Calling time on benefits culture: work must always pay and be seen to pay
This was published under the 2010 to 2015 Conservative and Liberal Democrat coalition government
Millions of people abandoned on welfare will benefit from the most radical overhaul of the system in a century.
Millions of people abandoned on welfare will benefit from the most radical overhaul of the system in a century, as Work and Pensions Secretary Iain Duncan Smith set out plans today to revolutionise the existing benefits system.
Set out in a Command Paper entitled 21st Century Welfare are a series of options which focus on ensuring work always pays and is clearly seen to pay. They include allowing people to keep more of what they earn as they move into work whilst withdrawing benefits at a single, more reasonable rate as people start to earn more money.
Launching the paper at a visit to the Bromley by Bow centre in East London Iain Duncan Smith said:
A system developed to help the most vulnerable and support people in times of need is trapping people in a cycle of dependency. We now have children growing up in households where neither parent works and where the only future is one stuck on benefits. This is a tragedy that we must bring to an end.
We are proposing to change forever how the system works. Not tinkering around the edges but a fundamental change from the top to bottom. Making it easier to help people into work, fairer to those who pay for the welfare state and continuing to provide unconditional support to those who need it.
This will affect everybody which is why I want everyone with a view on the way forward to contribute. I believe these changes will make work pay and end the poverty of aspiration that has trapped too many people for generations.
The options in the document could see a major reform of the number and type of Tax Credits and benefits available and the way in which they are withdrawn when people move and progress in the workplace. They would:
- Combine elements of the current income-related benefits and Tax Credit systems;
- Bring out-of-work and in-work support together in a far simpler system.
- Supplement monthly household earnings through credit payments reflecting circumstances (including children, housing and disability).
The system could improve incentives to get a job as people would see no reduction in their benefit until they earn over a certain level.
Over a certain level of income a taper would be applied to reduce benefit. This taper would apply to earnings, rather than number of hours worked.
It could remove the very high Marginal Deduction Rates, ensuring that work pays for everyone and encouraging people to progress in their employment by not limiting the hours people can work.
The payment system will be modern and automated, bringing it into line with the standards we would all expect from our banks, and will allow flexibility so that people can be assured of the right support even if they take on temporary work.
This simplified system could reduce the amount of fraud and error in the system and also lessen the amount of time customers need to spend filling out forms when a job ends.
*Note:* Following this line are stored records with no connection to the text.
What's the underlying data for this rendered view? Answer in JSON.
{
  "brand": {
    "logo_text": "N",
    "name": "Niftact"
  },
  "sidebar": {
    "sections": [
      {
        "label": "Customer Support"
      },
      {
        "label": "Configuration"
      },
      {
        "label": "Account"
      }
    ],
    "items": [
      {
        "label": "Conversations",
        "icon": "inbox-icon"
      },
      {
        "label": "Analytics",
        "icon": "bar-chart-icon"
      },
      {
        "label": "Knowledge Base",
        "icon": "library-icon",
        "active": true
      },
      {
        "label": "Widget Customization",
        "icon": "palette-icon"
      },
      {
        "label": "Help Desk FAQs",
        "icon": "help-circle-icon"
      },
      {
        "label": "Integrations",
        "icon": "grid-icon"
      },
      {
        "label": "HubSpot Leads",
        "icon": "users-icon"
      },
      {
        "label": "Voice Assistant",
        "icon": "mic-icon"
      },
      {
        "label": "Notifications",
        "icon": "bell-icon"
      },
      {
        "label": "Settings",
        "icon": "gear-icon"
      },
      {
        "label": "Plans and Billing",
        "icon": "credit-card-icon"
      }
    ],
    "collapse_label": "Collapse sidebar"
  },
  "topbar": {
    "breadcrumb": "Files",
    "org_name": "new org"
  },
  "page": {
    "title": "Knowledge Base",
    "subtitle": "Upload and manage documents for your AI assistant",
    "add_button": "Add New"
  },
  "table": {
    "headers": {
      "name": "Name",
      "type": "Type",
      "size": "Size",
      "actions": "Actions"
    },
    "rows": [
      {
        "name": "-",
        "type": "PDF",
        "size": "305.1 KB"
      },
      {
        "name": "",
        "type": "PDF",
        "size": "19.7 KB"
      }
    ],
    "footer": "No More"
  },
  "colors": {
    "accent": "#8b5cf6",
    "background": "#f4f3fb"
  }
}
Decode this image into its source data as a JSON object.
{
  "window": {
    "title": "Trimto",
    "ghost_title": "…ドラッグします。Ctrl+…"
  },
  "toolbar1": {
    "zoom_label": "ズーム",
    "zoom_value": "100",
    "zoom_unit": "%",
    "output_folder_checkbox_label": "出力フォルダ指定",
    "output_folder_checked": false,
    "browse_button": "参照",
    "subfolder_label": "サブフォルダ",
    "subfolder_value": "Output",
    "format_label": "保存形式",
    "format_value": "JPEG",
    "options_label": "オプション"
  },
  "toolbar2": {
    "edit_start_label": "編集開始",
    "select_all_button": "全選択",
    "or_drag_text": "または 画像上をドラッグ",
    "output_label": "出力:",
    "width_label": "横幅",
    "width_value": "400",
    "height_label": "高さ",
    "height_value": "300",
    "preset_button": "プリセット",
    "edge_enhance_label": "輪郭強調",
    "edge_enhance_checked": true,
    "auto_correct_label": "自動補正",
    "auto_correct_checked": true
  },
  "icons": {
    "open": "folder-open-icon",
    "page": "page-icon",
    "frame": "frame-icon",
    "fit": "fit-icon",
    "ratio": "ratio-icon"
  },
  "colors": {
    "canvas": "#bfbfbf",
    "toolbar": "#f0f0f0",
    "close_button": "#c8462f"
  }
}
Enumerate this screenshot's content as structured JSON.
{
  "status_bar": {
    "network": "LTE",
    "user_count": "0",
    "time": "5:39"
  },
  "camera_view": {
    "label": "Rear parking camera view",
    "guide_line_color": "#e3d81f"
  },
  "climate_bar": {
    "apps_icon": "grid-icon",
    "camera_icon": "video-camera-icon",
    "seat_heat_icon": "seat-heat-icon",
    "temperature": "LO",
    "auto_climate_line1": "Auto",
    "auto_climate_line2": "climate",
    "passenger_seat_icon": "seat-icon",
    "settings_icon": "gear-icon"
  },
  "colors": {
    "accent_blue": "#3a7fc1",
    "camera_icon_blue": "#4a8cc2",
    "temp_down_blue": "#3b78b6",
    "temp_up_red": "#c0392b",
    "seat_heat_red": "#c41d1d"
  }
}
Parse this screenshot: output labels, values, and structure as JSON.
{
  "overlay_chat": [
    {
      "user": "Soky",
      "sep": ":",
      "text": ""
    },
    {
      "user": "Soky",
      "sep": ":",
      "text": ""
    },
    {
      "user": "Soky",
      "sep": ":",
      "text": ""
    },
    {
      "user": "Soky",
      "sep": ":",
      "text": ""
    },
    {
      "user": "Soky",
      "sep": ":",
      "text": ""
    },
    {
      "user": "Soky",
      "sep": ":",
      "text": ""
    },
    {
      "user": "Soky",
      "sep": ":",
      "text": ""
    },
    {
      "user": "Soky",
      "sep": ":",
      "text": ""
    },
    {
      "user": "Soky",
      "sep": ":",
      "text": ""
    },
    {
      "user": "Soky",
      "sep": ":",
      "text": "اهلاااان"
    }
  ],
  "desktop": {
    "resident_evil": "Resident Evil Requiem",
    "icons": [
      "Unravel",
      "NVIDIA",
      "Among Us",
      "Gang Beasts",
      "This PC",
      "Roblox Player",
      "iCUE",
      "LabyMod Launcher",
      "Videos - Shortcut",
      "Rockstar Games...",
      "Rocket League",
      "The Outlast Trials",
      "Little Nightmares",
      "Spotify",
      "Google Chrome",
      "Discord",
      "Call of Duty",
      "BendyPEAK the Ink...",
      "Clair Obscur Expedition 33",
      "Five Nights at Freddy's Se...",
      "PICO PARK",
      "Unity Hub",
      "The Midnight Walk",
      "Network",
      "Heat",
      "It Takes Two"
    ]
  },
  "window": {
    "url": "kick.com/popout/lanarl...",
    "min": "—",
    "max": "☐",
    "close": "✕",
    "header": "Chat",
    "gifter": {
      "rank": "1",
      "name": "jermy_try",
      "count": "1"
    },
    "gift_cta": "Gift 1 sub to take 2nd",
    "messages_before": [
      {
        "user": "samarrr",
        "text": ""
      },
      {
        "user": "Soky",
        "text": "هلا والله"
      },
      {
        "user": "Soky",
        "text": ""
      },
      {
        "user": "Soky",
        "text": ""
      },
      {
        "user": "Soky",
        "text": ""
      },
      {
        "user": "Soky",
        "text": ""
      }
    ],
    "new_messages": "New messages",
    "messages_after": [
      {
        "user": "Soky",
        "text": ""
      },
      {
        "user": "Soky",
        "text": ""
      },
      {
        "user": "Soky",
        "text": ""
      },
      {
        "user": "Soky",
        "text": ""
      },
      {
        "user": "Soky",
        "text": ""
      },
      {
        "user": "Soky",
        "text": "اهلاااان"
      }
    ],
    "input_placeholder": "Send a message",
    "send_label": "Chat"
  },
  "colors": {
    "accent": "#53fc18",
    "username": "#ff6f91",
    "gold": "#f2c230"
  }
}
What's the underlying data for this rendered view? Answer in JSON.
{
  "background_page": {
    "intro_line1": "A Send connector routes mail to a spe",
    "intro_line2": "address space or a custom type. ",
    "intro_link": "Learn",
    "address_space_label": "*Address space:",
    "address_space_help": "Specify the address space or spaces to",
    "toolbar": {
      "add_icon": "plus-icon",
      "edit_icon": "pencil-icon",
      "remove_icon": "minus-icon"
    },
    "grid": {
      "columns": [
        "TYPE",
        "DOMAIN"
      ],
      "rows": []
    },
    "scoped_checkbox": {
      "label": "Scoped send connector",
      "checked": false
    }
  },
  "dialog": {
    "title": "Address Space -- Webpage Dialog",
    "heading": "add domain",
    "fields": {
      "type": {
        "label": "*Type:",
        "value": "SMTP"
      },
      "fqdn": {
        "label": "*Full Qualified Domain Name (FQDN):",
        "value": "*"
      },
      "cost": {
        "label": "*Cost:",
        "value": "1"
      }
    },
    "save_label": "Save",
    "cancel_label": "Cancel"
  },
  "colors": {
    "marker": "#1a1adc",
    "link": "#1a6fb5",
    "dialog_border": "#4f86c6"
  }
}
The options in the paper are designed to ensure that welfare is sustainable for the future and in doing so guarantee that those who cannot work are not forced to and the vulnerable receive all the support they need.
During his visit to Bromley by Bow, Iain Duncan Smith also spoke to local people about the importance of bringing down the budget deficit and called on them to contribute by putting forward any ideas they have to the Treasury as part of the Spending Challenge
Notes to Editors:
- The Command Paper is available on the DWP website at: www.dwp.gov.uk/21st-century-welfare/
- The proposals set out within the document are open for consultation until 01 October 2010
- Iain Duncan Smith launched the proposals in a speech at the Bromley By Bow Centre in East London.